Uno degli strumenti più utili e semplici da usare è senza dubbio l’I.C.E. (In Caso di Emergenza). Si tratta del numero telefonico di persone di riferimento rintracciabili facilmente e rapidamente che il cittadino deve registrare sul proprio cellulare e che verranno contattati in caso di emergenza. Vi raccontiamo la storia di Laura, punto di riferimento per le emergenze di Maria, sua anziana vicina di casa, ma anche dei signori Lanfranchi e di Francesco.
“Sono una ICE, lo confesso: nel cellulare di almeno tre persone risulto con questo nome strano, ICE, appunto, seguito dal mio numero di cellulare. Anche se io mi chiamo Laura. Sono un esempio di persona che deve essere chiamata immediatamente In Caso di Emergenza. All’inizio ero perplessa: sono sola, nel senso di single, non ho marito nè figli. E neppure parenti diretti, perchè non ho più genitori o zii. Una lontana cugina è lontana davvero, perchè è rimasta a vivere in Croazia e non ha mai voluto raggiungermi. Così, diciamolo con franchezza: se mi chiama la Polizia o qualcuno del Pronto Soccorso, anche nel cuore della notte, mi spavento, ma non mi agito. Se mi hanno chiesto di fare l’ICE, si aspettano da me che rimanga calma ed efficiente, che sia rapida e pronta. E presente, soprattutto.
Di chi sono ICE? Della signora Maria, che abita nel palazzo; ha settant’anni molto ben portati; magra, truccata con gusto, cammina ancora veloce. Fa la spesa per conto suo, va dal parrucchiere del quartiere ogni settimana e manda messaggi rassicuranti via Skype al figlio che vive a Monaco di Baviera. Un giorno mi ha detto: “Se mi succede qualcosa di grave, anche mentre sono in giro, voglio che avvisino lei, che ha le chiavi di casa mia e che conosce mio figlio.
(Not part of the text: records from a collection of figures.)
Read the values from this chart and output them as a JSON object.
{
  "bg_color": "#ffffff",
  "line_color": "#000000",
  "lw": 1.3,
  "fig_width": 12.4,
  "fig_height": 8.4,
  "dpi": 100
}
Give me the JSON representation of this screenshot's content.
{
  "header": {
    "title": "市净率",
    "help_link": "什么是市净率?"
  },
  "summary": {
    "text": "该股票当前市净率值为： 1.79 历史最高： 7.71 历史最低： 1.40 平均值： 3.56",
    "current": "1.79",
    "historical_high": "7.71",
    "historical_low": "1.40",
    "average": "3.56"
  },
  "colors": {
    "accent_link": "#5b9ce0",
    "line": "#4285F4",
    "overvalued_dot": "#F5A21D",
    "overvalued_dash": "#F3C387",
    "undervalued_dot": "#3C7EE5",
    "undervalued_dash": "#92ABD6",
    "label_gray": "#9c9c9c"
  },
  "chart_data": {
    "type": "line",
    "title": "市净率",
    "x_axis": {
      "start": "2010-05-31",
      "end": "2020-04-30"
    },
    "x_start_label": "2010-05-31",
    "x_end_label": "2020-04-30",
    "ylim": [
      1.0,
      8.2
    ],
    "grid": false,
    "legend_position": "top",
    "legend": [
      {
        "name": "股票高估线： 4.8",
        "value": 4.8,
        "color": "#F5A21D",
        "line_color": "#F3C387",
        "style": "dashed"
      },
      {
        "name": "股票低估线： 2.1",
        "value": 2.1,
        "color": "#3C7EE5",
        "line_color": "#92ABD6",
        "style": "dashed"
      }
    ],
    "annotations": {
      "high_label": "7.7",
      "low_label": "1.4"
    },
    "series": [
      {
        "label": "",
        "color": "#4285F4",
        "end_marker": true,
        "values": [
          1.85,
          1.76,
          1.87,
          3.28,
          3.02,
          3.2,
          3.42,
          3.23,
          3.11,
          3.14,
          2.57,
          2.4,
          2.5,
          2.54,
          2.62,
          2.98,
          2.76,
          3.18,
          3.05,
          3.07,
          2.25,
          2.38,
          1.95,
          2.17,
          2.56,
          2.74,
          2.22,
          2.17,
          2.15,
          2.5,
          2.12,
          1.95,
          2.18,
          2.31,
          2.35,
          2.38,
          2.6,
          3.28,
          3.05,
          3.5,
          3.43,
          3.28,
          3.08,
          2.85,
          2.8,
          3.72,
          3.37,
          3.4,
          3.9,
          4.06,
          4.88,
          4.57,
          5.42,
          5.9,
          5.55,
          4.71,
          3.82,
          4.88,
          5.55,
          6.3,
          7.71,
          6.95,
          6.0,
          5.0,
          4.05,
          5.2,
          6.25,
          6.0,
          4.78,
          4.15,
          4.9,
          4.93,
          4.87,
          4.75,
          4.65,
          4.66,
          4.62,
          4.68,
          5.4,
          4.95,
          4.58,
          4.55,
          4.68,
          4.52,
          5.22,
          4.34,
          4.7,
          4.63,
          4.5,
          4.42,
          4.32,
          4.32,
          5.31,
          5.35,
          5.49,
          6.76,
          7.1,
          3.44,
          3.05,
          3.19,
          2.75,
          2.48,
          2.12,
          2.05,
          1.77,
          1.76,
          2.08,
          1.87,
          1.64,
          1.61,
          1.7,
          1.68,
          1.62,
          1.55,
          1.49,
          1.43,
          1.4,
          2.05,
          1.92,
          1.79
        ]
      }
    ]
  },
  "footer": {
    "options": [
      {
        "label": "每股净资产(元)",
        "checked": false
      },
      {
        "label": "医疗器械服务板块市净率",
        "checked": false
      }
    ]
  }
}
Se mi bastano spazzolino e camicia da notte, li trova in una valigetta in ripostiglio, sempre pronta per scaramanzia, e me la può portare in ospedale. Se la valigetta non serve più, avvisi mio figlio e mia nuora, ma con dolcezza, mi raccomando”.
Anche Francesco mi ha voluto come Ice. E’ un cinquantenne provato dalla vita: divorziato, ha perso il posto di lavoro perchè alza il gomito, talvolta. Così si trascura e non è felice. Ha una sorella che vive a trenta chilometri da lui, ma non la sente e non la vede mai. Troppo diversi, dice lui. E così mi ha lasciato una busta sigillata. “Se mi succede qualcosa, aprila e leggi: trovi scritto tutto quello che serve”. Non so perchè, ma spero proprio di non doverla aprire mai. Oltre a consegnarmi la busta, ha memorizzato il mio numero sul suo cellulare: I.C.E. Laura 327….
E poi ci sono i Lanfranchi: novantatre anni lui, diritto ed elegante nel suo cappotto cammello, con un autentico Borsalino in testa, e la moglie, ottantotto di vivacità, qualche volta anche troppo garrula ed eccitata per cui non capisci mai se è contenta o un po’ fuori registro. Avevano un figlio di una quarantina d’anni, che li ha lasciati in fretta, per una brutta malattia. Loro hanno cercato di reagire, ma la moglie mi dice che ogni tanto trova il marito davanti al ritratto del figlio, a sgridarlo perchè se ne è andato via giovane, che era ancora troppo presto e toccava a lui. I Lanfranchi mi hanno detto che vogliono che corra io, in caso di necessità, ad aiutarli. Perchè conosco le loro abitudini, le preferenze, le piccole manie, persino quelle due coppie di amici più giovani che potrebbero intervenire in loro aiuto.
Ecco io, dunque, sono una persona ICE. Tutto sommato mi sento gratificata, anche se l’incombenza di per sè non è piacevole. La gente ha fiducia in me, sa che sono onesta e capace di affrontare le situazioni. Quando mi vedono entrare in ascensore a pulire gli specchi o distribuire la posta nelle caselle, devono sentirsi più sicuri e protetti. Sì, è vero, sono una custode Ice. E ne sono fiera”.